West’s firm also was involved in the case of Mohamed vs. Jeppesen Dataplan, effectively attacking the CIA high value detainee rendition program. They also assisted the defense of Mohammed Al Qahtani, considered the 20th hijacker. But naturally, you won’t learn any of this in Sari Horwitz’s Washingon Post announcement of West’s promotion.
West is not alone among new Obama DOJ lawyers who represented radical causes. West brought more members of the al-Qaeda bar with him to the Civil Division at Justice to oversee GITMO policy. As Jennifer Rubin has reported at the Weekly Standard, West also failed to recuse himself, it seems, from terrorist cases his firm worked on even after West arrived at the Justice Department.
Most disturbing of all, Rubin reports that these members of the GITMO bar which West placed in charge of GITMO policy may have failed to recuse themselves sufficiently. Rubin:
Other attorneys in the civil division who came from firms that represented detainees—such as Brian Martinez (West’s chief of staff), Geoffrey Graber (counsel to the assistant attorney general), and Ian Gershengorn (West’s deputy in charge of the Federal Programs Branch, which handles habeas petitions)—recused themselves from individual cases where their former firms represented detainees. Gershengorn, however, continued to play a role in setting policy on issues relating to his prior cases. In an email dated July 14, 2009, he wrote, “I have realized that, while I can discuss policy issues arising from substantial support etc., I cannot work directly on the brief because it is one of the Boumediene cases, and Jenner had an amicus brief in that case.” (This begs the question of who, if anyone, was supervising the habeas petitions and the matters from which the political appointees were recused.)
West’s representation of Lindh, however, is particularly troubling. Even after Lindh was sentenced, and the case was concluded, West made outrageous statements to the Washington Post defending Lindh as a good person. “He’s so intellectually-driven, and he has a wide variety of interests — from English literature to World History to Islamic studies. I truly believe John will have a lot to offer after his incarceration.”
Left-wing defenders like to crow that everyone deserves a right to a lawyer. Fine, but that doesn’t mean you get to work at the Justice Department, and certainly doesn’t mean you should be setting GITMO policy.

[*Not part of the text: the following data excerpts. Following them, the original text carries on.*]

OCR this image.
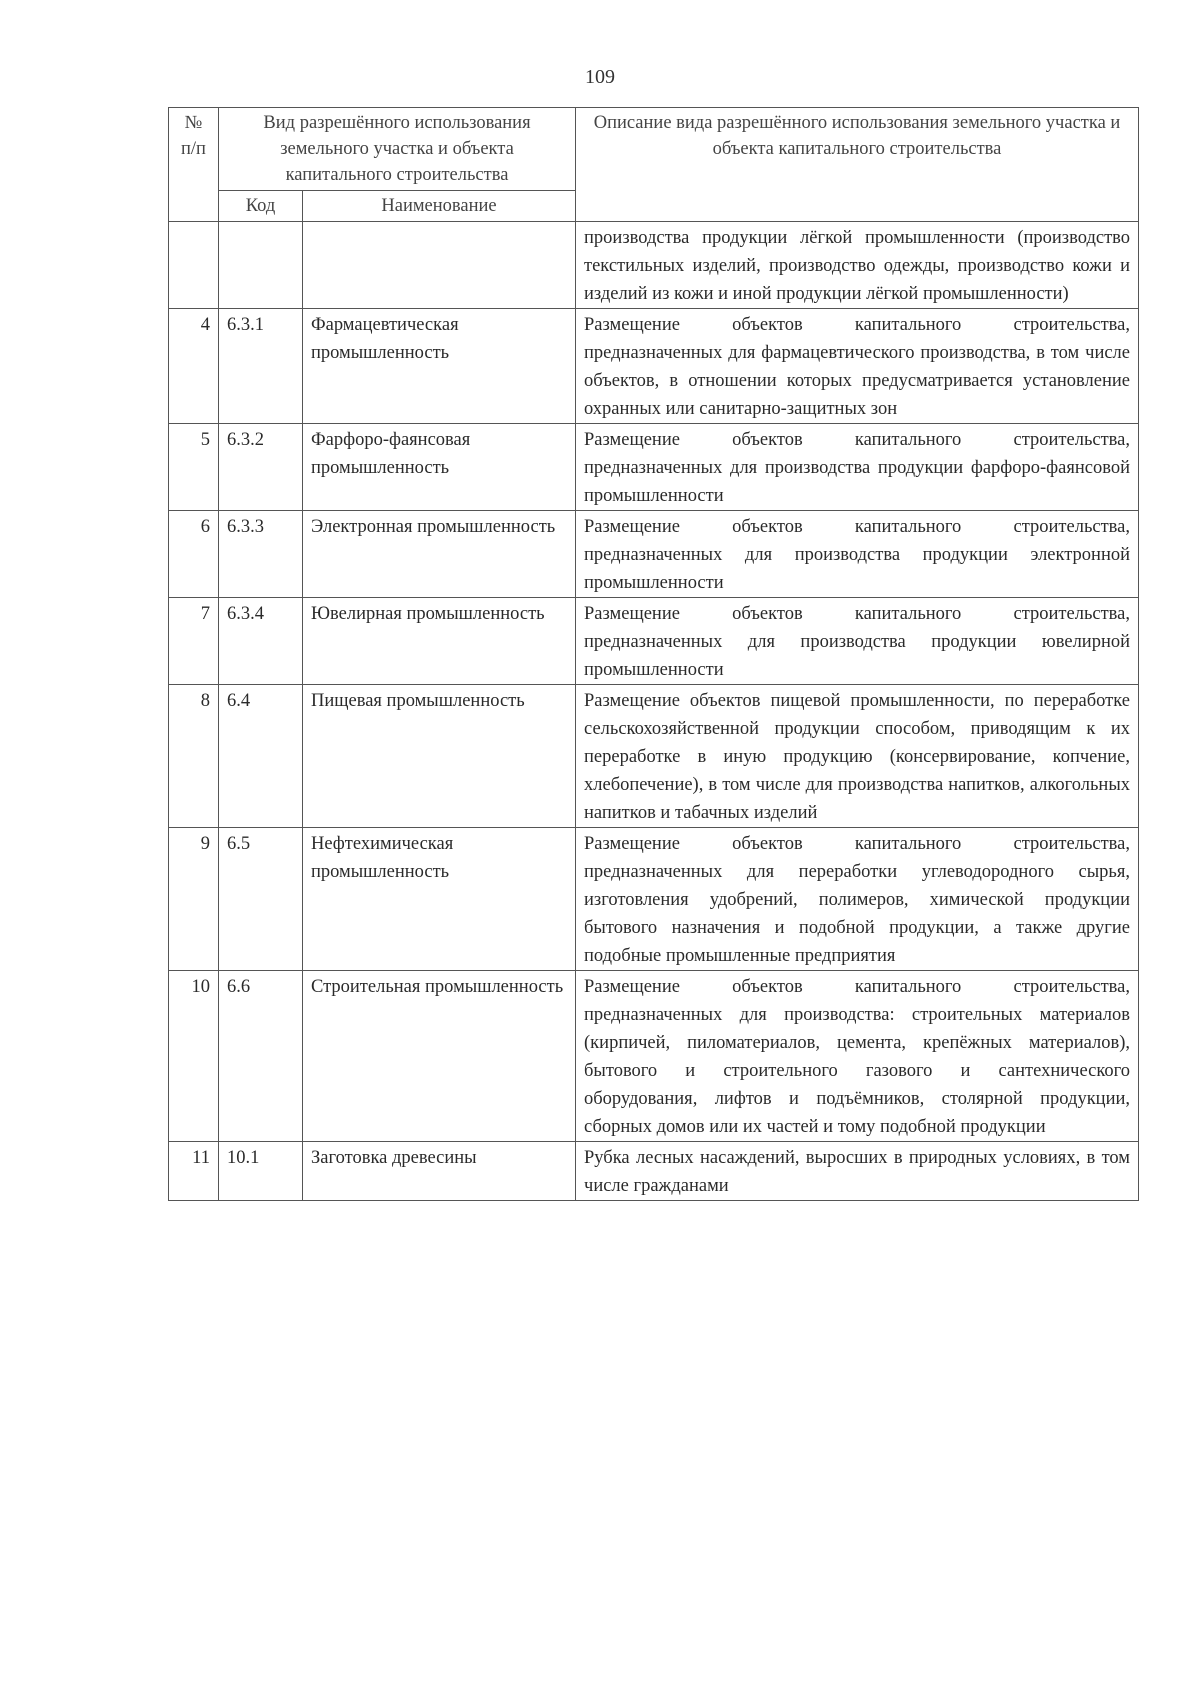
109
№ п/п	Вид разрешённого использования земельного участка и объекта капитального строительства		Описание вида разрешённого использования земельного участка и объекта капитального строительства
	Код	Наименование	
			производства продукции лёгкой промышленности (производство текстильных изделий, производство одежды, производство кожи и изделий из кожи и иной продукции лёгкой промышленности)
4	6.3.1	Фармацевтическая промышленность	Размещение объектов капитального строительства, предназначенных для фармацевтического производства, в том числе объектов, в отношении которых предусматривается установление охранных или санитарно-защитных зон
5	6.3.2	Фарфоро-фаянсовая промышленность	Размещение объектов капитального строительства, предназначенных для производства продукции фарфоро-фаянсовой промышленности
6	6.3.3	Электронная промышленность	Размещение объектов капитального строительства, предназначенных для производства продукции электронной промышленности
7	6.3.4	Ювелирная промышленность	Размещение объектов капитального строительства, предназначенных для производства продукции ювелирной промышленности
8	6.4	Пищевая промышленность	Размещение объектов пищевой промышленности, по переработке сельскохозяйственной продукции способом, приводящим к их переработке в иную продукцию (консервирование, копчение, хлебопечение), в том числе для производства напитков, алкогольных напитков и табачных изделий
9	6.5	Нефтехимическая промышленность	Размещение объектов капитального строительства, предназначенных для переработки углеводородного сырья, изготовления удобрений, полимеров, химической продукции бытового назначения и подобной продукции, а также другие подобные промышленные предприятия
10	6.6	Строительная промышленность	Размещение объектов капитального строительства, предназначенных для производства: строительных материалов (кирпичей, пиломатериалов, цемента, крепёжных материалов), бытового и строительного газового и сантехнического оборудования, лифтов и подъёмников, столярной продукции, сборных домов или их частей и тому подобной продукции
11	10.1	Заготовка древесины	Рубка лесных насаждений, выросших в природных условиях, в том числе гражданами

Cully Stimson, former deputy assistant secretary for detainee affairs in the Bush administration, raised the question whether big law firms like Jenner and Block and Covington and Burling should devote so many millions of dollars to terrorist causes without raising legitimate questions for other paying clients who were effectively subsidizing the terrorist work. Stimson was right, even if those who should have defended him didn’t. But the question first raised by Stimson years ago has grown even more acute.